From there, a decision would be made on which hawk would fly first or wait until the end of day and how many times each hawk could fly.

“Of course, her duties include cleaning out the aviaries, processing their meals which include pheasants, chicks and beef and completing a diary of how well each bird flew including out of the ordinary behavior,” Kimberly said. “She has learned so much during this internship with an invitation to join the team once again next summer.”

Harris hawks are what Noland mainly flew at the castle, and she said she did not get a chance to fly the falcons because they need to have a chance to warm up to the handler.

“Falcons are not really a social bird, so they have to warm up to you and get to know you before you can fly them,” Noland explained. “But, a Harris hawk will be like, ‘Oh, you have food in your hand, so I will come to you.’”

Noland is also pursuing her falconer’s license, which includes a written test online and two years worth of hands-on training through an apprenticeship with an experienced falconer.

“Before you can trap your own hawk, have your own hawk or falcon to fly, you have to do the apprenticeship,” Noland said. “I’m trying to go back next summer and maybe do my apprenticeship there, and then go back the next summer to add up to two years before I graduate college.”

Holding your hand out for the hawk to come towards your perch in a certain way is the key thing to remember. Mastering this technique is the hardest aspect of falconry.

“You want to keep your thumb on top with your hand closed and your thumb just a little bit above your elbow,” Noland explained. “They want a high perch, and it has to be kind of slanted because they want to rest right on your thumb.”

Working in Ireland is what Noland said she has always wanted to do, and the opportunity to do something she is really interested in is exciting.

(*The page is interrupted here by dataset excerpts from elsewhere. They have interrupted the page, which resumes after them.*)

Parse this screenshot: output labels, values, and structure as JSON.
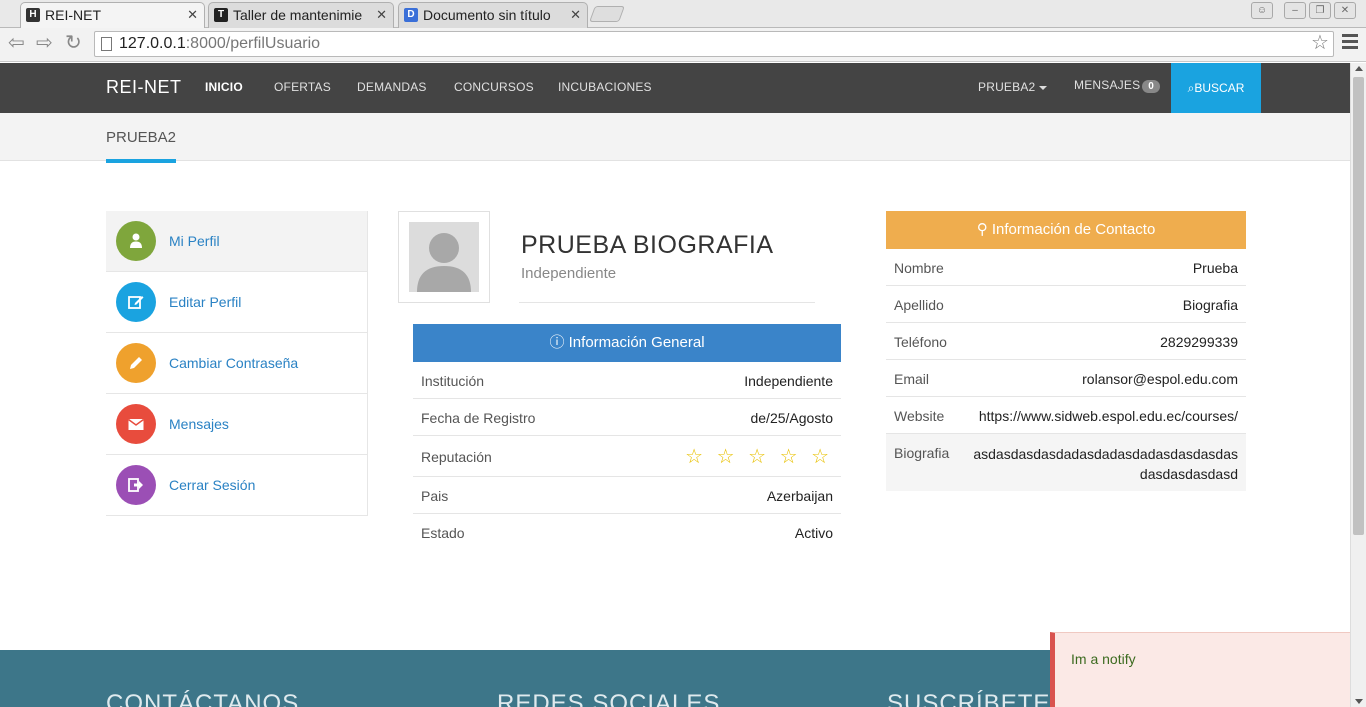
{
  "browser": {
    "tabs": [
      {
        "title": "REI-NET",
        "favicon": "H",
        "favicon_color": "#333333"
      },
      {
        "title": "Taller de mantenimie",
        "favicon": "T",
        "favicon_color": "#222222"
      },
      {
        "title": "Documento sin título",
        "favicon": "D",
        "favicon_color": "#3a6fd8"
      }
    ],
    "url_host": "127.0.0.1",
    "url_rest": ":8000/perfilUsuario"
  },
  "nav": {
    "brand": "REI-NET",
    "links": [
      "INICIO",
      "OFERTAS",
      "DEMANDAS",
      "CONCURSOS",
      "INCUBACIONES"
    ],
    "user": "PRUEBA2",
    "messages_label": "MENSAJES",
    "messages_count": "0",
    "search_label": "BUSCAR"
  },
  "subnav": {
    "tab": "PRUEBA2"
  },
  "sidebar": {
    "items": [
      {
        "label": "Mi Perfil",
        "icon": "user-icon",
        "color": "#7fa63c"
      },
      {
        "label": "Editar Perfil",
        "icon": "edit-icon",
        "color": "#1aa3e0"
      },
      {
        "label": "Cambiar Contraseña",
        "icon": "pencil-icon",
        "color": "#efa12d"
      },
      {
        "label": "Mensajes",
        "icon": "envelope-icon",
        "color": "#e84c3d"
      },
      {
        "label": "Cerrar Sesión",
        "icon": "sign-out-icon",
        "color": "#9b4fb5"
      }
    ]
  },
  "profile": {
    "name": "PRUEBA BIOGRAFIA",
    "role": "Independiente"
  },
  "general": {
    "title": "Información General",
    "rows": [
      {
        "k": "Institución",
        "v": "Independiente"
      },
      {
        "k": "Fecha de Registro",
        "v": "de/25/Agosto"
      },
      {
        "k": "Reputación",
        "v": "☆ ☆ ☆ ☆ ☆"
      },
      {
        "k": "Pais",
        "v": "Azerbaijan"
      },
      {
        "k": "Estado",
        "v": "Activo"
      }
    ]
  },
  "contact": {
    "title": "Información de Contacto",
    "rows": [
      {
        "k": "Nombre",
        "v": "Prueba"
      },
      {
        "k": "Apellido",
        "v": "Biografia"
      },
      {
        "k": "Teléfono",
        "v": "2829299339"
      },
      {
        "k": "Email",
        "v": "rolansor@espol.edu.com"
      },
      {
        "k": "Website",
        "v": "https://www.sidweb.espol.edu.ec/courses/"
      },
      {
        "k": "Biografia",
        "v": "asdasdasdasdadasdadasdadasdasdasdasdasdasdasdasd"
      }
    ]
  },
  "footer": {
    "headings": [
      "CONTÁCTANOS",
      "REDES SOCIALES",
      "SUSCRÍBETE"
    ]
  },
  "notify": {
    "text": "Im a notify"
  }
}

When Noland graduates from Lees-McRae, she said she would have the experience in working with animals, which is something she said she thought was really cool.

“I can kind of see myself doing this as a career in the future,” Noland said. “I, at first, wanted to be an anesthesiologist, but when I started taking the animal science classes at Polk County High School, that’s when I fell in love with working with animals.”